What is insulated Gate Bipolar Junction Transistor (IGBTs)?
The Insulated Gate Bipolar Transistor (IGBT) is a three-terminal power semiconductor device that combines that inherits the advantages of BJTs‘ output switching/conduction characterisitics and MOSFETs‘ infinite input resistance. Having infinite input resistance makes it a voltage controlled device. It is widely used in high-power applications, including motor drives, power converters, inverters, and amplifiers.
Circuit symbols of IGBTs
The symbol of an Insulated Gate Bipolar Transistor (IGBT) is typically represented as follows:
In the symbol of NPN (IGBT), the vertical line on the left side represents the Gate (control terminal), the parallel line adjacent to the Gate is Base, and the vertical line on the top side represents the collector. The arrow pointing out of the base region represents the Emitter.
Structure of IGBTs
The structure of an IGBT consists of a vertical arrangement of four layers: a P-type substrate, an N-type collector, a P-type base region, and an N-type drift region. The base region is connected to the gate terminal through a thin layer of insulation, usually made of silicon dioxide (hence the name “Insulated Gate” Bipolar Transistor). This insulated gate structure allows for efficient control of the device.
Advantages of IGBTs
The IGBT offers several advantages over other power devices. It can handle high currents and voltages while providing good thermal stability. Additionally, IGBTs have a built-in diode (called a “freewheeling diode”) in parallel with the collector-emitter path, which helps with the current flow during the switching transitions and prevents damage due to the reverse current.

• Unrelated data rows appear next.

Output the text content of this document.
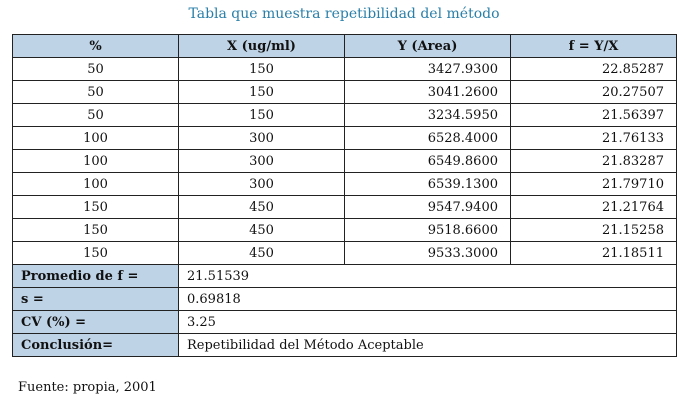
Tabla que muestra repetibilidad del método
%	X (ug/ml)	Y (Area)	f = Y/X
50	150	3427.9300	22.85287
50	150	3041.2600	20.27507
50	150	3234.5950	21.56397
100	300	6528.4000	21.76133
100	300	6549.8600	21.83287
100	300	6539.1300	21.79710
150	450	9547.9400	21.21764
150	450	9518.6600	21.15258
150	450	9533.3000	21.18511
Promedio de f =	21.51539		
s =	0.69818		
CV (%) =	3.25		
Conclusión=	Repetibilidad del Método Aceptable		
Fuente: propia, 2001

Also, it offers greater power gain than the standard bipolar-type transistor combined with the higher voltage operation and lower input losses of the MOSFET.
The IGBT has a much lower “on-state” resistance, RON, than an equivalent MOSFET. This means the I2R drop across the bipolar output structure for a given switching current is much lower. The forward blocking operation of the IGBT transistor is identical to a power MOSFET.
Modes of operation
On-state
When a positive voltage is applied to the gate terminal with respect to the emitter, a channel is formed between the N-type drift region and the P-type base region. This allows current to flow from the collector to the emitter, similar to a BJT. The conductivity of this channel is controlled by the gate voltage, enabling precise control of the IGBT’s on-state characteristics.
Off-state
When the gate-emitter voltage is zero or negative, the channel is depleted, and the IGBT blocks current flow between the collector and emitter. It exhibits a high voltage-blocking capability similar to a MOSFET.
Applications of Insulated gate bipolar junction transistor (IGBT)
The IGBT is a transistor ideal for high-voltage, high-current applications. Available with a voltage rating ranging from 400 V to 2000 V and a current rating ranging from 5 A to 1000 A, the IGBT is widely used for industrial applications such as inverter systems and uninterruptible power supplies (UPS), consumer applications such as air conditioners and induction cookers, and automotive applications such as electric vehicle (EV) motor controllers.